Ainsi 62 ans après le saccage de cette synagogue centenaire, voire millénaire, les clés de la Hourva précieusement gardées par le fils de l’ancien trésorier ont enfin été rendues aux autorités israéliennes.

La synagogue Ramban

À l’origine située sur le Mont Sion, hors des murs de Jérusalem, la synagogue Ramban, fondée en 1267 par Na’hmanide, est la plus ancienne maison de prière en activité de la Vieille Ville. Son histoire et sa sainteté se ressentent à travers ses briques et ses arcades.
A plus de 70 ans, arrivant d’Espagne à Jérusalem, Na’hmanide décide d’y rétablir une communauté juive décimée par les invasions tartares, mongoles et mameloukes.

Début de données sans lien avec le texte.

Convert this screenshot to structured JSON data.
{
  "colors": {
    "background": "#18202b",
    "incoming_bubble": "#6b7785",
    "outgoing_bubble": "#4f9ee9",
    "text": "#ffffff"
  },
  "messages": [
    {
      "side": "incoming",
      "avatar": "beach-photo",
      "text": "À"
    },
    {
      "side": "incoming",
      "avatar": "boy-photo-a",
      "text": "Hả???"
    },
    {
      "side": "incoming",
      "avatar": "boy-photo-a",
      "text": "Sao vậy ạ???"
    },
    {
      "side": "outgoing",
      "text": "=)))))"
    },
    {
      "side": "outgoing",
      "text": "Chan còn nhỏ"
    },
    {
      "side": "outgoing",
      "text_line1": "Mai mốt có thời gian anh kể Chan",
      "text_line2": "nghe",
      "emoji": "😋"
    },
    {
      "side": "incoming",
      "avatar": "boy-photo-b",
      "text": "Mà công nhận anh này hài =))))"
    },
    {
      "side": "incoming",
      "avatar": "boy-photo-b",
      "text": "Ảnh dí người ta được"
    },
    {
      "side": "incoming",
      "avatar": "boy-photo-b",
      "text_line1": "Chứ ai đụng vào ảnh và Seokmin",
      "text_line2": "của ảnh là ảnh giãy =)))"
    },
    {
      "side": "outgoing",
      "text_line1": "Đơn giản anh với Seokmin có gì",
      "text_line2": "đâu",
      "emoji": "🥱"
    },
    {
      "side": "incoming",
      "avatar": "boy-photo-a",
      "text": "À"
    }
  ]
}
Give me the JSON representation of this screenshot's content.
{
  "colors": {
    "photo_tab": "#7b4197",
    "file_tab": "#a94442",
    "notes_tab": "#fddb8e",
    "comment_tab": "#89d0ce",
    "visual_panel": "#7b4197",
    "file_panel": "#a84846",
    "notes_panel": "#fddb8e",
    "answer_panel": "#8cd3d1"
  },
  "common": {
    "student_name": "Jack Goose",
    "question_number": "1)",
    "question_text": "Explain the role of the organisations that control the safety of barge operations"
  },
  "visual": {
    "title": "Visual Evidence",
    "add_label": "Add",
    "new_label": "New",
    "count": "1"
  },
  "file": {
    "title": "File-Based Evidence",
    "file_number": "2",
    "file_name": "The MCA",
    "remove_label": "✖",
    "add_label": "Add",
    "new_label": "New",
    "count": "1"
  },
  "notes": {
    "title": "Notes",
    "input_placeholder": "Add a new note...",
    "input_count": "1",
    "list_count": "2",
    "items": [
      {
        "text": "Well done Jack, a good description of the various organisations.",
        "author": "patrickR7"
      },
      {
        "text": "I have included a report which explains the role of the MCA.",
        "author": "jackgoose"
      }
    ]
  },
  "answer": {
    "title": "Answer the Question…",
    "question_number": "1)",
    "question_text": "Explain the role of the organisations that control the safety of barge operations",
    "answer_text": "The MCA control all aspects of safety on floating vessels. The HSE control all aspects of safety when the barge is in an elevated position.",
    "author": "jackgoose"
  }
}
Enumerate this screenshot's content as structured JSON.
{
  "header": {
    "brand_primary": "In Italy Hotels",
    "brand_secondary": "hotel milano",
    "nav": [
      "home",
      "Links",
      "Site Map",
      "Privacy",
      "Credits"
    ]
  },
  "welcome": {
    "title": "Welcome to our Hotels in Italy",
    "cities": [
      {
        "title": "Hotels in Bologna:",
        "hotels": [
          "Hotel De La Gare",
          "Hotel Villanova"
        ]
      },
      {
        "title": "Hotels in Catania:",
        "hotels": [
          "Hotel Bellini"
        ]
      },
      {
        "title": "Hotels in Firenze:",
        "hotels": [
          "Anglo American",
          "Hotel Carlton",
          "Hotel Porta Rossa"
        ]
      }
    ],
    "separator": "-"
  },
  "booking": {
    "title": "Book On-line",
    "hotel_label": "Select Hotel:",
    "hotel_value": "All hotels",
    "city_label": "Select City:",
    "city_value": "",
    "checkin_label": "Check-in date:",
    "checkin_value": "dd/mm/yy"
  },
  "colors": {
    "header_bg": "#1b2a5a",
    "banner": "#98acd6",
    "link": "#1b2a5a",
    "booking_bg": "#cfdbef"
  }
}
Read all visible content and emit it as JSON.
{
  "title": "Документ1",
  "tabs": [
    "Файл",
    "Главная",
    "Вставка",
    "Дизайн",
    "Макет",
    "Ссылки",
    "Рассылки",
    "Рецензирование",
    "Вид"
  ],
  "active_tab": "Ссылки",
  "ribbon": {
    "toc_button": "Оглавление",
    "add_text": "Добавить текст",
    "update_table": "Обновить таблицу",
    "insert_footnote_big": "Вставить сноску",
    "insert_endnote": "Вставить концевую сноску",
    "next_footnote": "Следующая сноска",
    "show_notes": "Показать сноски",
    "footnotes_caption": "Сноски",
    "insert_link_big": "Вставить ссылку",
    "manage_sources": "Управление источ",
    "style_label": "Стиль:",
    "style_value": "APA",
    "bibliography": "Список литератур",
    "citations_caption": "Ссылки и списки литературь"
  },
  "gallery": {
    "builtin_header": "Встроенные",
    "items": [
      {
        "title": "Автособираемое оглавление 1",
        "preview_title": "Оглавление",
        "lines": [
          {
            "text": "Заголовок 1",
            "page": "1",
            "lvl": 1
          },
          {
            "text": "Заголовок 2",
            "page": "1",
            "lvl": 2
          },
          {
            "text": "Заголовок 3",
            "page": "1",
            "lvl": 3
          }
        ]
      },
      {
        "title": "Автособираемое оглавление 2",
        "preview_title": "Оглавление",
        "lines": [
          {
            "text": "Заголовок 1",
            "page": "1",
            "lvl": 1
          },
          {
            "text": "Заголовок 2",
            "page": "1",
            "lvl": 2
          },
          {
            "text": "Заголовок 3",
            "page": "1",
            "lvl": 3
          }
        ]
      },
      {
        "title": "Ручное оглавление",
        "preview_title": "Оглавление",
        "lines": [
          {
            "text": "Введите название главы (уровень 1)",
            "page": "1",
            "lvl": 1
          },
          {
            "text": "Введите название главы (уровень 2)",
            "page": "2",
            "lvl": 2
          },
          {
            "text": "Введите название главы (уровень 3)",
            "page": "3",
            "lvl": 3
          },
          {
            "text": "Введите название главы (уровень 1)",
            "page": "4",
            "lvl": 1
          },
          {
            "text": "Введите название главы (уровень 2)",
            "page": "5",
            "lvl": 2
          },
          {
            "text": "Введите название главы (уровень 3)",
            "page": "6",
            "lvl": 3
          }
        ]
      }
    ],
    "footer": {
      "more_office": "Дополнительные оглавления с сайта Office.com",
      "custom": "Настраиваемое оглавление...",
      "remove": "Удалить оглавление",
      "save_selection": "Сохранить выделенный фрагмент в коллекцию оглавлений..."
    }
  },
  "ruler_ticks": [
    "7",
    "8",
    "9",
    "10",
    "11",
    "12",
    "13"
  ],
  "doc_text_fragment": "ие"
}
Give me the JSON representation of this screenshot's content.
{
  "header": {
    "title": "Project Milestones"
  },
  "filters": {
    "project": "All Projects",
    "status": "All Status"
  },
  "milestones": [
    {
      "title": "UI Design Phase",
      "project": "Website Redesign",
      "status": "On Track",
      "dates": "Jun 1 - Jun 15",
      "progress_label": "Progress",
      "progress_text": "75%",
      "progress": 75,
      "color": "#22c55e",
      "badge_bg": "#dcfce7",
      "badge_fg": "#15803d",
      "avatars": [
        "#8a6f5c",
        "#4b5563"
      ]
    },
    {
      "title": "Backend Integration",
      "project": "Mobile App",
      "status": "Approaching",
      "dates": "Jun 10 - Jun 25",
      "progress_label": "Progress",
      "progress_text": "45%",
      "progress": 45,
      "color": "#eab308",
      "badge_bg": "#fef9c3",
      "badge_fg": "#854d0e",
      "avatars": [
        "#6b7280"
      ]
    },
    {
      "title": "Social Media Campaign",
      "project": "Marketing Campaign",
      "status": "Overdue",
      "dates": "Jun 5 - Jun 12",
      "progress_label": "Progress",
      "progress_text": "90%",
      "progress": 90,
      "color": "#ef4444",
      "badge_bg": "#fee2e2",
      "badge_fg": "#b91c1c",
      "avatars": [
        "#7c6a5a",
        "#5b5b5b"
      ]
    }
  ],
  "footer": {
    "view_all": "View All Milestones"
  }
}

Il restaure, en seulement trois semaines, une maison en ruines, et la transforme en lieu de culte qui porte depuis son nom. Le jour de Roch Hachana, date d’inauguration de la synagogue, l’éminent rabbin prononce un sermon encourageant vivement les nouveaux arrivants à s’établir à Jérusalem. Après la mort de Na’hmanide en 1270, sa maison de prière est rebâtie sur des vestiges romains et byzantins à l’intérieur des murailles de la Vieille Ville, sur la place principale du quartier juif, au coin de la rue Ha-Yéhoudim.
Renfermant dans ses piliers et son mur central des inscriptions paléo-hébraïques ainsi que des voûtes romanes, mais dénué de style gothique ou musulman, le bâtiment d'origine suppose en fait être antérieur à la période croisée. La synagogue reconstruite devient ainsi au 13e siècle, la première maison de prière juive au cœur de Jérusalem.
Durant de nombreuses années, elle demeure la seule au sein de la ville. Pendant près de 300 ans, la synagogue est ainsi fréquentée par les Sépharades et les Ashkénazes qui y prient et y étudient ensemble. Mais en 1474, la bâtisse est détruite par les Musulmans.
 Un peu plus tard, la synagogue Ramban est reconstruite en contrebas, trois mètres en dessous du niveau de la rue, suivant la loi musulmane qui interdit aux lieux de culte juifs d’être plus élevés que les mosquées. Mais en 1588, elle est à nouveau fermée par ordre du sultan ottoman Murad III. Le gouverneur de Jérusalem défend aux Juifs d'y prier. Les suivants transforment le lieu en entrepôt, puis en moulin à farine. Enfin en 1835, l'Empire ottoman permet la rénovation du bâtiment.
La synagogue est dotée de deux arches, apparemment pour permettre à tous les fidèles de les voir sans être cachées. L’absence de fenêtres est frappante. Seule une lucarne est située au-dessus de l'entrée à l'ouest. La pénombre de cette maison de prière servait peut-être aux résidents juifs qui cherchaient à se cacher lors des persécutions au cours des âges.
En 1948, lors de la guerre d’Indépendance, la synagogue Ramban disparait sous les bombes. Les Jordaniens la transforment en dépôt d’ordures et en décharge. En 1967, après la Guerre des Six Jours et la libération de la Vieille Ville, les Juifs y retrouvent leur droit de propriété. 700 ans après la mort du Ramban, sa synagogue est restaurée d’après des photos témoins et des descriptions de voyageurs ayant visité le lieu au 14e et15e siècle. Le bâtiment rouvert accueille à nouveau les nombreux fidèles venant s’y recueillir. Aujourd’hui, cette maison de prière est redevenue un vibrant lieu de culte très fréquenté.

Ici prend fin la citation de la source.